The ‘big stuff’ Alec had promised we were doing the next day wasn’t the only thing that had me tossing and turning that night.  I wondered how Jamie was coping; there was no sign of him returning and time was running out.  As soon as we knew about Jamie’s grand-father’s death I had written to my parents to beg them to let me bring Jamie home after the Lakes, for the couple of days I had before returning to hospital.  The difficulty was that that was precisely when it was Wakes week
And – as surely as day follows night – when they themselves would be going on holiday.  Even after my parents had retired they stuck rigidly to these dates – possibly because then, the valley became like a valley of death.

Of course my parents would never agree to us staying in the house alone {Gran was in the States visiting Auntie Janet) so I wrote to Maddie, who was at the aunts, to ask if she would come home to chaperone us.  It seemed so cruel that we should be separated at this special time

And then there was Andrew.  These last few days everything had become crystal clear
And I had to tell him.  But I couldn’t just write a ‘dear John’ letter
I had to tell him in person and I dreaded it.
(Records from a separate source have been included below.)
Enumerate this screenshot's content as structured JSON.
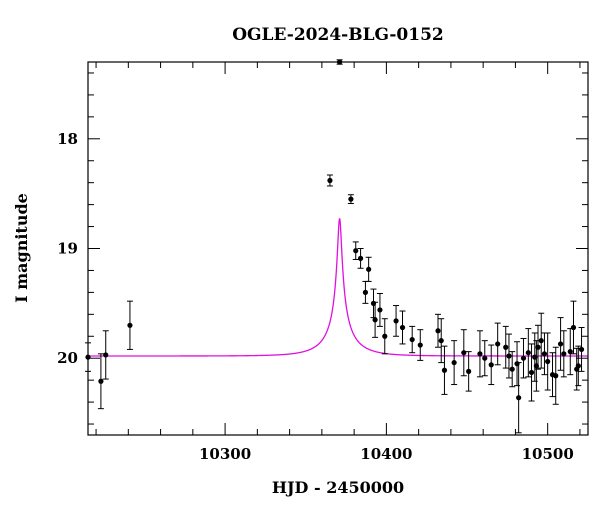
{
  "chart_data": {
    "type": "scatter",
    "title": "OGLE-2024-BLG-0152",
    "xlabel": "HJD - 2450000",
    "ylabel": "I magnitude",
    "xlim": [
      10215,
      10525
    ],
    "ylim": [
      20.7,
      17.3
    ],
    "y_inverted": true,
    "x_ticks": [
      10300,
      10400,
      10500
    ],
    "y_ticks": [
      18,
      19,
      20
    ],
    "x_minor_step": 20,
    "y_minor_step": 0.2,
    "grid": false,
    "colors": {
      "model": "#e010e0",
      "points": "#000000"
    },
    "model": {
      "t0": 10371,
      "u0": 0.06,
      "tE": 20,
      "baseline": 19.98,
      "flux_amp": 2.31
    },
    "series": [
      {
        "type": "errorbar",
        "x": [
          10215,
          10223,
          10226,
          10241,
          10365,
          10371,
          10378,
          10381,
          10384,
          10387,
          10389,
          10392,
          10393,
          10396,
          10399,
          10406,
          10410,
          10416,
          10421,
          10432,
          10434,
          10436,
          10442,
          10448,
          10451,
          10458,
          10461,
          10465,
          10469,
          10474,
          10476,
          10478,
          10481,
          10482,
          10485,
          10488,
          10490,
          10492,
          10493,
          10494,
          10496,
          10498,
          10500,
          10503,
          10505,
          10508,
          10510,
          10514,
          10516,
          10518,
          10519,
          10521
        ],
        "y": [
          19.99,
          20.21,
          19.97,
          19.7,
          18.38,
          17.3,
          18.55,
          19.02,
          19.09,
          19.4,
          19.19,
          19.5,
          19.65,
          19.56,
          19.8,
          19.66,
          19.72,
          19.83,
          19.88,
          19.75,
          19.84,
          20.11,
          20.04,
          19.95,
          20.12,
          19.96,
          20.0,
          20.06,
          19.87,
          19.9,
          19.98,
          20.1,
          20.05,
          20.36,
          20.0,
          19.95,
          20.13,
          19.99,
          20.07,
          19.9,
          19.84,
          19.96,
          20.03,
          20.15,
          20.16,
          19.87,
          19.96,
          19.94,
          19.72,
          20.1,
          20.07,
          19.92
        ],
        "yerr": [
          0.13,
          0.25,
          0.22,
          0.22,
          0.05,
          0.02,
          0.04,
          0.08,
          0.09,
          0.1,
          0.11,
          0.13,
          0.16,
          0.15,
          0.16,
          0.14,
          0.15,
          0.12,
          0.14,
          0.15,
          0.2,
          0.22,
          0.2,
          0.21,
          0.18,
          0.21,
          0.16,
          0.18,
          0.19,
          0.19,
          0.2,
          0.16,
          0.2,
          0.32,
          0.18,
          0.22,
          0.26,
          0.22,
          0.23,
          0.2,
          0.25,
          0.19,
          0.26,
          0.2,
          0.26,
          0.24,
          0.21,
          0.21,
          0.24,
          0.19,
          0.18,
          0.2
        ]
      }
    ]
  }
}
Before we left the hostel I asked the warden to please be sure he posted the letter to Jamie and then concentrated on what Alec had in store for us.  We went over Brandreth and Green Gable and then Great Gable and Alec showed us how to scree run down Great Gable (see photo July 4th).  It really was awesome but we trusted Alec implicitly; you were really using the mountain as an escalator –  and digging your heels in and the zigzagging from side to side, more or less ensured you didn’t go hurtling off  the mountain.  Now it is considered a danger to the environment and is banned in some countries. (Guyana-Gyal pointed out that it could be considered dangerous to the perpetrator)

There is a memorial on Great Gable to twenty four members of the Fell and Rock Climbing Club of the English Lake District who died in WW1 and a service is held there every year on Remembrance Sunday,

Then there was Black Sail Pass where we met up with, by now, familiar hostellers who told us they had seen Ben on Great Gable – having a snack as usual and no hint of how he had got his portly frame there.  Somehow we found the energy to race up Scarth Gap and then dropped down into Buttermere (not literally) going very fast.  Buttermere is an enchanting little lake; we had seen so much beauty in one day that it would surely help us to survive the rest of the year in the Manchester environs.
Alec was frightfully pleased with us and when we found a welcoming farm for tea happiness reigned.  We ate lashings of bread, butter and jam followed by scones and then a nice old man gave us his.  We walked swiftly over Buttermere singing and all but fainting by the wayside.  When we reached the hostel, which had the nicest wardens yet, Alec told me all we had done so I could copy it in my diary whilst we waited for supper.  After an overcast day the sun came out at night.  Slept like tops!


R. Sherman said...

BTW, I meant to ask you about the photo posted earlier of you and your friend in skirts.

You weren't hiking and climbing in that, were you?

If so, you'll become an illustration in my upcoming "How To" entitled, "Bad Clothing Choices In The Outdoors."


Cheers, dear.

PI said...

I'm glad you mentioned that Randall as I've been dying to say that the great wodge over my hip is skirt material - not me. From my list of things in my rucksack I did have shorts but a soft woollen skirt was quite practical - plenty of freedom, both warm and airy and so much easier for comfort stops. We didn't really go in for trousers. Ladies you see! Also running down hill very fast it has a parachute effect. Now Ginny's - I agree is too atraight.

Guyana-Gyal said...

What is it about hot bread with butter melting...mmmm...

Gosh, you had a lovely youth.

PI said...

GG: somehow Flora and brown bread just doesn't do it.